Tuesday, July 22, 2008

Not a Good Summer

Well I am feeling a bit down today and have realized that it has kinda been a bad summer. As previously metioned My grandfather passed, which one you ask, well in my mind I only had one; my father's father Harmon Jex Tobler. I suppose it was his time to go and a good thing, but it was very sad for me anyway. This is the only man I ever thought of as my grandpa, and he was a great friend. I can only think of good memories when I think of him. Sad number two, my very best friend here in Arkansas (Not to be confused with my best friend in Utah, Maryann,) let me know that she feels that she is a worse person for hanging out with me the past two plus years. Hmmm... I suppose I should go into detail but I'll let you all decide if your lives are worse off for knowing me. (Please don't let me know if so, I don't think I could take it.) Then on a less sad note, Jeff's family dog died after almost a good ten years.
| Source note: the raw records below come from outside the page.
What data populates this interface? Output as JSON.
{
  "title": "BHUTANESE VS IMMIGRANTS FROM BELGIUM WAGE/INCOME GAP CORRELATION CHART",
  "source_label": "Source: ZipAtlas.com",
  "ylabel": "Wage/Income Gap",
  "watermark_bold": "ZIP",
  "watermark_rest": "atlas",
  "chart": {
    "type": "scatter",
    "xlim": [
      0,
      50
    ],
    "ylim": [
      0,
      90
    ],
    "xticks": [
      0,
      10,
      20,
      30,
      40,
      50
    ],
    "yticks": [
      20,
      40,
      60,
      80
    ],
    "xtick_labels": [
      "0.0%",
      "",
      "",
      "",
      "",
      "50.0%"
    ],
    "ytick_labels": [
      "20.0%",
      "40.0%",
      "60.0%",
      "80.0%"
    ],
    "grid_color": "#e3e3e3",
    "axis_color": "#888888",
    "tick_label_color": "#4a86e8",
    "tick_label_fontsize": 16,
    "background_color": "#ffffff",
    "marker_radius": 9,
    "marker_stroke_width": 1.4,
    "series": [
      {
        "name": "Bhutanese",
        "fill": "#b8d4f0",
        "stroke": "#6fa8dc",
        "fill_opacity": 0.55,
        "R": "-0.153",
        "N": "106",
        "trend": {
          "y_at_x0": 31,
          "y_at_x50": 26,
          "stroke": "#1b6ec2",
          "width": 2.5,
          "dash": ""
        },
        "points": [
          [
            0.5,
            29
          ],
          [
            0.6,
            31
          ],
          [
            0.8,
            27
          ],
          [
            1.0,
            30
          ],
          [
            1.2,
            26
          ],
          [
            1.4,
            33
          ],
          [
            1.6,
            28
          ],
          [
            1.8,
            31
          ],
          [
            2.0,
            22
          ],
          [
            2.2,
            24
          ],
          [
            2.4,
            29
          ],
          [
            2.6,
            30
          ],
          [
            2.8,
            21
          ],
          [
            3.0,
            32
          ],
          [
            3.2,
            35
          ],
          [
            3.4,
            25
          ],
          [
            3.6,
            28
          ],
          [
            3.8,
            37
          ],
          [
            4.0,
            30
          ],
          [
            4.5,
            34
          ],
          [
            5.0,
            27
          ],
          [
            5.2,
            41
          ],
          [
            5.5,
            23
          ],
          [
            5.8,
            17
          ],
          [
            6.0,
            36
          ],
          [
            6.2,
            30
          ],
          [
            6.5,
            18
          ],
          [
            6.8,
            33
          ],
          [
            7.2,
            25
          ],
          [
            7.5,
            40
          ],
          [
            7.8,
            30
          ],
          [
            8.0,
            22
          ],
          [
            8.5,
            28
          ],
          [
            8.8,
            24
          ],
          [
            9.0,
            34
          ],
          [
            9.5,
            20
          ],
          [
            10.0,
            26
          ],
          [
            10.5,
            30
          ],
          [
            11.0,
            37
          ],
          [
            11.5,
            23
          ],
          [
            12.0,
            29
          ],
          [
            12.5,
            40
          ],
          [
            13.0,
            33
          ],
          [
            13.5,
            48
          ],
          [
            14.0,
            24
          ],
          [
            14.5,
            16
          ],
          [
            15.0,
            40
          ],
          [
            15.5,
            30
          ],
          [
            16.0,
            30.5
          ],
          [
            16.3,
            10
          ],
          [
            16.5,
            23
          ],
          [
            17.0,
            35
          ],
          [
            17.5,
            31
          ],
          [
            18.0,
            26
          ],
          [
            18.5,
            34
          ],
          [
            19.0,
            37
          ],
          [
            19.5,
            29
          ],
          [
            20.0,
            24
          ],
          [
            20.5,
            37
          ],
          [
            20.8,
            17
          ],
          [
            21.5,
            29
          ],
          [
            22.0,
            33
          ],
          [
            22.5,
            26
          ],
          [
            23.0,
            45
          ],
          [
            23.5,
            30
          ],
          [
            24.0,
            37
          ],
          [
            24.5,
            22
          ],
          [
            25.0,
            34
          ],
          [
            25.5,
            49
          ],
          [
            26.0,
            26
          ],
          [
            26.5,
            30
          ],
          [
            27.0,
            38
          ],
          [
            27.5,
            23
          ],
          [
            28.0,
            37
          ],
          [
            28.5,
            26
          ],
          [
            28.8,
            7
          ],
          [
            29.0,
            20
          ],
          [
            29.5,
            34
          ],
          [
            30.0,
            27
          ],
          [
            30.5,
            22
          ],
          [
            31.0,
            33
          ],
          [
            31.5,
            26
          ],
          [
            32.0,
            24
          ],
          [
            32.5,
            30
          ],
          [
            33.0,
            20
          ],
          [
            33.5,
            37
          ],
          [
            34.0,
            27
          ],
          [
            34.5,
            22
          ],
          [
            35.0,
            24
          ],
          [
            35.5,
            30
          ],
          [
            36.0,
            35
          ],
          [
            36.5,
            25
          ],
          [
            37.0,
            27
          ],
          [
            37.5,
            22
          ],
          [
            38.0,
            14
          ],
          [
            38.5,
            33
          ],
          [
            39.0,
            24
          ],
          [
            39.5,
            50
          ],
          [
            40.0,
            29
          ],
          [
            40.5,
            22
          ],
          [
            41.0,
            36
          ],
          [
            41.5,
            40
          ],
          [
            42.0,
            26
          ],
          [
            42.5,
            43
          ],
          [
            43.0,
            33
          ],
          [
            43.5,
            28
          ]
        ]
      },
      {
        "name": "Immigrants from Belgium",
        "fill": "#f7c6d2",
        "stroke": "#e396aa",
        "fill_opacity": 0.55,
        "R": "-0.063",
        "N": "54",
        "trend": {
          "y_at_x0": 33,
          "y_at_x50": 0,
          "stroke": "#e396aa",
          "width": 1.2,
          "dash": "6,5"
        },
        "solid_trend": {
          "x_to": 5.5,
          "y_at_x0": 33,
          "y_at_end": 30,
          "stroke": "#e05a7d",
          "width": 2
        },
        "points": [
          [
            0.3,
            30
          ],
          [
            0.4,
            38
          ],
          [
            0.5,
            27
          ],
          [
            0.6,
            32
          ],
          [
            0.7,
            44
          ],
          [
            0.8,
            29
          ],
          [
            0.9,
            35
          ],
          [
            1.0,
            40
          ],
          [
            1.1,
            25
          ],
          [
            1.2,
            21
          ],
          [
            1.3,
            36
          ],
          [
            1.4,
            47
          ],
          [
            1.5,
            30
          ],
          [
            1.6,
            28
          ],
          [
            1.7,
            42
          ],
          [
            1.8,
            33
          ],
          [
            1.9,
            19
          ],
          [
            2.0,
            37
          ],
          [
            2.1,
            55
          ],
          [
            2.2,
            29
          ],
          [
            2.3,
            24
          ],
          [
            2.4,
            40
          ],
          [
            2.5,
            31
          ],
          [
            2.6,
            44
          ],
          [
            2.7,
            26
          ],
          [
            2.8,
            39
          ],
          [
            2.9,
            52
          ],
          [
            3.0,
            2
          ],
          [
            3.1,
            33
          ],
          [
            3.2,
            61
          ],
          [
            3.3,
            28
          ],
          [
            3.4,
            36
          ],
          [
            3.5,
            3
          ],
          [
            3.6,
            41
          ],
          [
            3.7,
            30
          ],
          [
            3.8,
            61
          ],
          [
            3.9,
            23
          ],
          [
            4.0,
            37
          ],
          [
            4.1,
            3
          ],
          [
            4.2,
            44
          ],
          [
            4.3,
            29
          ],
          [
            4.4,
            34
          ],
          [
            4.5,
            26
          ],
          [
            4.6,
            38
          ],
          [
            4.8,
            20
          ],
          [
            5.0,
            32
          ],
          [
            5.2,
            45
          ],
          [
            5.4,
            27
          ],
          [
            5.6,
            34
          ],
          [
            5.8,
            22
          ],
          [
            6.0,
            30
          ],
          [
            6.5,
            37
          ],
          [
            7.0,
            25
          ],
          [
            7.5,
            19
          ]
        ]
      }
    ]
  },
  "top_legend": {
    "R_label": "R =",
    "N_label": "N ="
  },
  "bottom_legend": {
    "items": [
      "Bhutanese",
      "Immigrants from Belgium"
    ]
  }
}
We were lucky that we got to see her in Utah before she passed. This honestly didn't affect me since I cared little for the dog, but it sure bummed out Jeff, especially since his family didn't bother to tell him until a week later. And finanally when I was getting really bummed, a ray of hope, Jeff and I got pregnant. I was so excited and happy coming up with names and plans. Yesterday I lost the baby and while I know it is probably for the best, I can't help but be a bit sad. I am not posting this for sympathy as much as for a release of emotion. You all know I have never been good at holding back, so this summer has been hard and now I need to vent. So there it all is. Please don't stop reading, I promise I will not go on and on like this again. I am determined the next post will be happy.

6 comments:

joni said...

Emily- I am so sorry to hear about the baby. We will keep you in our prayers.

The Graces said...

My heart is breaking for you. I have lost two babies and know what a tragedy it is. If you need someone to talk to...call me. Let us know if you need a break from Primary Sunday. I know emotionaly you are probably a wreck, how are you doing physically? You'll be in my prayers--Jenny Grace

Emily Larkin said...

Thanks to everyone for the support and love. Jenny, I am planning to be at church on Sunday, I love my primary class too much to miss. They are truly the brightest light in my summer. I have never loved a calling more, those kids make me so happy and I had no idea how wonderful primary is. I get more out of sharing time then I have gotten out of relief society in years.

Liz said...

i'm so sorry to hear about the baby. we will be thinking of you and praying for you.

Cassandra said...

Emily,
I am sorry that Carrie and I missed you on Friday. I know you have a lot on your mind. Please, please let me know if I can do anything for you. I have truly loved getting to know you! I think you are a breath of fresh air, ( a little cliche, I know)but it's the only way I can explain it. I love visiting you!

Katie said...

Sorry to hear about the m/c. I have had two so far. But, hopefully for you, like me, it always(so far) followed with a viable pregnancy. We'll keep you in our prayers. Take care!